Chinese medicine pharmacy
Chinese medicine pharmacy

Scientists at UC Irvine, working in conjunction with Chinese colleagues have uncovered a compound traditionally used in Chinese medicine, which demonstrates significant anti-inflammatory and analgesic properties, including those capable of combating neuropathic pain.

Neuropathic pain is significant because it involves damage to the nervous system leading to conditions of chronic, sometimes unrelenting pain for which there are no effective treatments currently.

About 50 million Americans suffer some form of neuropathic pain.

The substance called dehydrocorybulbine (DHCB) is derived from the roots of the Corydalis yanhusuo plant.

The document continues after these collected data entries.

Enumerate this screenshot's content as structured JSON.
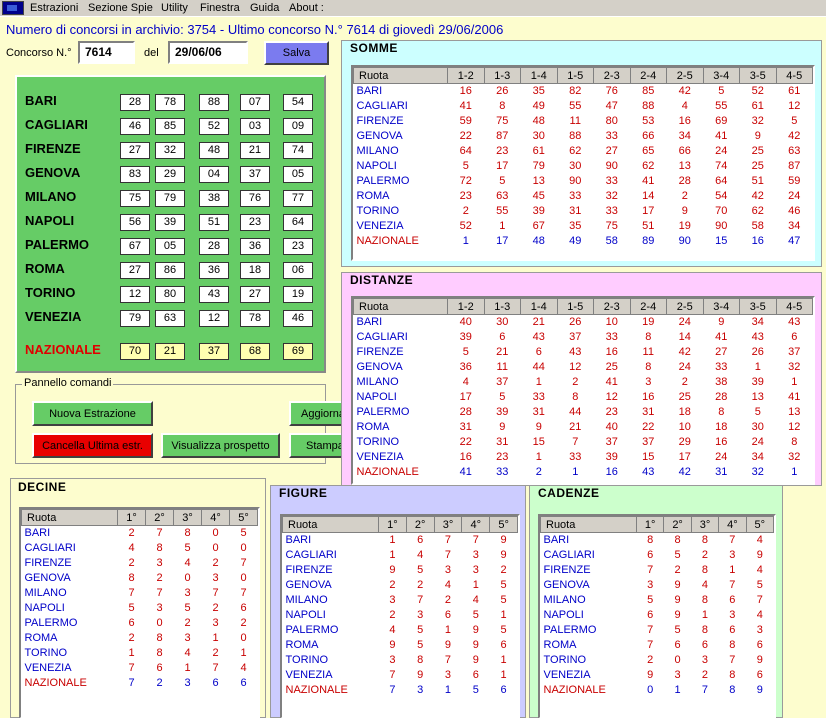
{
  "menu": [
    "Estrazioni",
    "Sezione Spie",
    "Utility",
    "Finestra",
    "Guida",
    "About :"
  ],
  "info": "Numero di concorsi in archivio: 3754   -   Ultimo concorso N.° 7614   di giovedì 29/06/2006",
  "concorso": {
    "label": "Concorso N.°",
    "value": "7614",
    "del_label": "del",
    "date": "29/06/06",
    "save_label": "Salva"
  },
  "cities": [
    "BARI",
    "CAGLIARI",
    "FIRENZE",
    "GENOVA",
    "MILANO",
    "NAPOLI",
    "PALERMO",
    "ROMA",
    "TORINO",
    "VENEZIA"
  ],
  "national_label": "NAZIONALE",
  "draws": [
    [
      "28",
      "78",
      "88",
      "07",
      "54"
    ],
    [
      "46",
      "85",
      "52",
      "03",
      "09"
    ],
    [
      "27",
      "32",
      "48",
      "21",
      "74"
    ],
    [
      "83",
      "29",
      "04",
      "37",
      "05"
    ],
    [
      "75",
      "79",
      "38",
      "76",
      "77"
    ],
    [
      "56",
      "39",
      "51",
      "23",
      "64"
    ],
    [
      "67",
      "05",
      "28",
      "36",
      "23"
    ],
    [
      "27",
      "86",
      "36",
      "18",
      "06"
    ],
    [
      "12",
      "80",
      "43",
      "27",
      "19"
    ],
    [
      "79",
      "63",
      "12",
      "78",
      "46"
    ]
  ],
  "national_draw": [
    "70",
    "21",
    "37",
    "68",
    "69"
  ],
  "commands": {
    "group_label": "Pannello comandi",
    "nuova": "Nuova Estrazione",
    "aggiorna": "Aggiorna",
    "cancella": "Cancella Ultima estr.",
    "visualizza": "Visualizza prospetto",
    "stampa": "Stampa"
  },
  "colors": {
    "background": "#fdfdce",
    "draw_panel": "#66cc66",
    "somme": "#ccffff",
    "distanze": "#ffccff",
    "decine": "#fdfdce",
    "figure": "#ccccff",
    "cadenze": "#ccffcc"
  },
  "somme": {
    "title": "SOMME",
    "headers": [
      "Ruota",
      "1-2",
      "1-3",
      "1-4",
      "1-5",
      "2-3",
      "2-4",
      "2-5",
      "3-4",
      "3-5",
      "4-5"
    ],
    "rows": [
      [
        "BARI",
        "16",
        "26",
        "35",
        "82",
        "76",
        "85",
        "42",
        "5",
        "52",
        "61"
      ],
      [
        "CAGLIARI",
        "41",
        "8",
        "49",
        "55",
        "47",
        "88",
        "4",
        "55",
        "61",
        "12"
      ],
      [
        "FIRENZE",
        "59",
        "75",
        "48",
        "11",
        "80",
        "53",
        "16",
        "69",
        "32",
        "5"
      ],
      [
        "GENOVA",
        "22",
        "87",
        "30",
        "88",
        "33",
        "66",
        "34",
        "41",
        "9",
        "42"
      ],
      [
        "MILANO",
        "64",
        "23",
        "61",
        "62",
        "27",
        "65",
        "66",
        "24",
        "25",
        "63"
      ],
      [
        "NAPOLI",
        "5",
        "17",
        "79",
        "30",
        "90",
        "62",
        "13",
        "74",
        "25",
        "87"
      ],
      [
        "PALERMO",
        "72",
        "5",
        "13",
        "90",
        "33",
        "41",
        "28",
        "64",
        "51",
        "59"
      ],
      [
        "ROMA",
        "23",
        "63",
        "45",
        "33",
        "32",
        "14",
        "2",
        "54",
        "42",
        "24"
      ],
      [
        "TORINO",
        "2",
        "55",
        "39",
        "31",
        "33",
        "17",
        "9",
        "70",
        "62",
        "46"
      ],
      [
        "VENEZIA",
        "52",
        "1",
        "67",
        "35",
        "75",
        "51",
        "19",
        "90",
        "58",
        "34"
      ],
      [
        "NAZIONALE",
        "1",
        "17",
        "48",
        "49",
        "58",
        "89",
        "90",
        "15",
        "16",
        "47"
      ]
    ]
  },
  "distanze": {
    "title": "DISTANZE",
    "headers": [
      "Ruota",
      "1-2",
      "1-3",
      "1-4",
      "1-5",
      "2-3",
      "2-4",
      "2-5",
      "3-4",
      "3-5",
      "4-5"
    ],
    "rows": [
      [
        "BARI",
        "40",
        "30",
        "21",
        "26",
        "10",
        "19",
        "24",
        "9",
        "34",
        "43"
      ],
      [
        "CAGLIARI",
        "39",
        "6",
        "43",
        "37",
        "33",
        "8",
        "14",
        "41",
        "43",
        "6"
      ],
      [
        "FIRENZE",
        "5",
        "21",
        "6",
        "43",
        "16",
        "11",
        "42",
        "27",
        "26",
        "37"
      ],
      [
        "GENOVA",
        "36",
        "11",
        "44",
        "12",
        "25",
        "8",
        "24",
        "33",
        "1",
        "32"
      ],
      [
        "MILANO",
        "4",
        "37",
        "1",
        "2",
        "41",
        "3",
        "2",
        "38",
        "39",
        "1"
      ],
      [
        "NAPOLI",
        "17",
        "5",
        "33",
        "8",
        "12",
        "16",
        "25",
        "28",
        "13",
        "41"
      ],
      [
        "PALERMO",
        "28",
        "39",
        "31",
        "44",
        "23",
        "31",
        "18",
        "8",
        "5",
        "13"
      ],
      [
        "ROMA",
        "31",
        "9",
        "9",
        "21",
        "40",
        "22",
        "10",
        "18",
        "30",
        "12"
      ],
      [
        "TORINO",
        "22",
        "31",
        "15",
        "7",
        "37",
        "37",
        "29",
        "16",
        "24",
        "8"
      ],
      [
        "VENEZIA",
        "16",
        "23",
        "1",
        "33",
        "39",
        "15",
        "17",
        "24",
        "34",
        "32"
      ],
      [
        "NAZIONALE",
        "41",
        "33",
        "2",
        "1",
        "16",
        "43",
        "42",
        "31",
        "32",
        "1"
      ]
    ]
  },
  "decine": {
    "title": "DECINE",
    "headers": [
      "Ruota",
      "1°",
      "2°",
      "3°",
      "4°",
      "5°"
    ],
    "rows": [
      [
        "BARI",
        "2",
        "7",
        "8",
        "0",
        "5"
      ],
      [
        "CAGLIARI",
        "4",
        "8",
        "5",
        "0",
        "0"
      ],
      [
        "FIRENZE",
        "2",
        "3",
        "4",
        "2",
        "7"
      ],
      [
        "GENOVA",
        "8",
        "2",
        "0",
        "3",
        "0"
      ],
      [
        "MILANO",
        "7",
        "7",
        "3",
        "7",
        "7"
      ],
      [
        "NAPOLI",
        "5",
        "3",
        "5",
        "2",
        "6"
      ],
      [
        "PALERMO",
        "6",
        "0",
        "2",
        "3",
        "2"
      ],
      [
        "ROMA",
        "2",
        "8",
        "3",
        "1",
        "0"
      ],
      [
        "TORINO",
        "1",
        "8",
        "4",
        "2",
        "1"
      ],
      [
        "VENEZIA",
        "7",
        "6",
        "1",
        "7",
        "4"
      ],
      [
        "NAZIONALE",
        "7",
        "2",
        "3",
        "6",
        "6"
      ]
    ]
  },
  "figure": {
    "title": "FIGURE",
    "headers": [
      "Ruota",
      "1°",
      "2°",
      "3°",
      "4°",
      "5°"
    ],
    "rows": [
      [
        "BARI",
        "1",
        "6",
        "7",
        "7",
        "9"
      ],
      [
        "CAGLIARI",
        "1",
        "4",
        "7",
        "3",
        "9"
      ],
      [
        "FIRENZE",
        "9",
        "5",
        "3",
        "3",
        "2"
      ],
      [
        "GENOVA",
        "2",
        "2",
        "4",
        "1",
        "5"
      ],
      [
        "MILANO",
        "3",
        "7",
        "2",
        "4",
        "5"
      ],
      [
        "NAPOLI",
        "2",
        "3",
        "6",
        "5",
        "1"
      ],
      [
        "PALERMO",
        "4",
        "5",
        "1",
        "9",
        "5"
      ],
      [
        "ROMA",
        "9",
        "5",
        "9",
        "9",
        "6"
      ],
      [
        "TORINO",
        "3",
        "8",
        "7",
        "9",
        "1"
      ],
      [
        "VENEZIA",
        "7",
        "9",
        "3",
        "6",
        "1"
      ],
      [
        "NAZIONALE",
        "7",
        "3",
        "1",
        "5",
        "6"
      ]
    ]
  },
  "cadenze": {
    "title": "CADENZE",
    "headers": [
      "Ruota",
      "1°",
      "2°",
      "3°",
      "4°",
      "5°"
    ],
    "rows": [
      [
        "BARI",
        "8",
        "8",
        "8",
        "7",
        "4"
      ],
      [
        "CAGLIARI",
        "6",
        "5",
        "2",
        "3",
        "9"
      ],
      [
        "FIRENZE",
        "7",
        "2",
        "8",
        "1",
        "4"
      ],
      [
        "GENOVA",
        "3",
        "9",
        "4",
        "7",
        "5"
      ],
      [
        "MILANO",
        "5",
        "9",
        "8",
        "6",
        "7"
      ],
      [
        "NAPOLI",
        "6",
        "9",
        "1",
        "3",
        "4"
      ],
      [
        "PALERMO",
        "7",
        "5",
        "8",
        "6",
        "3"
      ],
      [
        "ROMA",
        "7",
        "6",
        "6",
        "8",
        "6"
      ],
      [
        "TORINO",
        "2",
        "0",
        "3",
        "7",
        "9"
      ],
      [
        "VENEZIA",
        "9",
        "3",
        "2",
        "8",
        "6"
      ],
      [
        "NAZIONALE",
        "0",
        "1",
        "7",
        "8",
        "9"
      ]
    ]
  }
}
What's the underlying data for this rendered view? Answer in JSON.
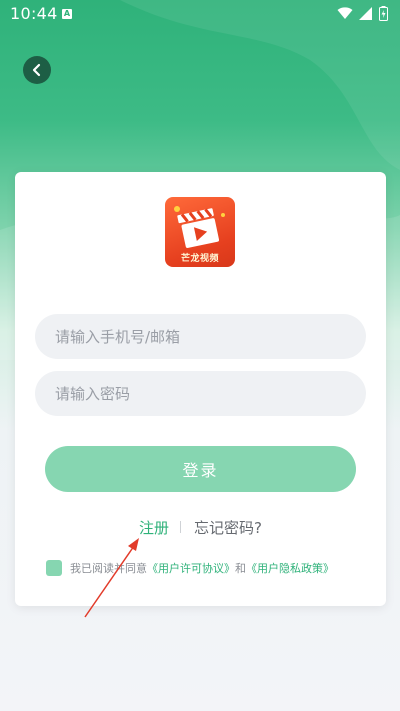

It is non-addictive.

The results were published in the Jan. 20 issue of Current Biology.

Speaking of the findings, lead researcher Olivier Civelli said:

"Today the pharmaceutical industry struggles to find new drugs. Yet for centuries people have used herbal remedies to address myriad health conditions, including pain. Our objective was to identify compounds in these herbal remedies that may help us discover new ways to treat health problems. We're excited that this one shows promise as an effective pharmaceutical. It also shows a different way to understand the pain mechanism."

Corydalis is an herbal plant which is found in Northern China and Japan. Its root extract has traditionally used to treat menstrual cramps, abdominal pain and chest pain. While DHCB is not available, the herb form of Corydalis root can be found in health food stores and may be purchased on line.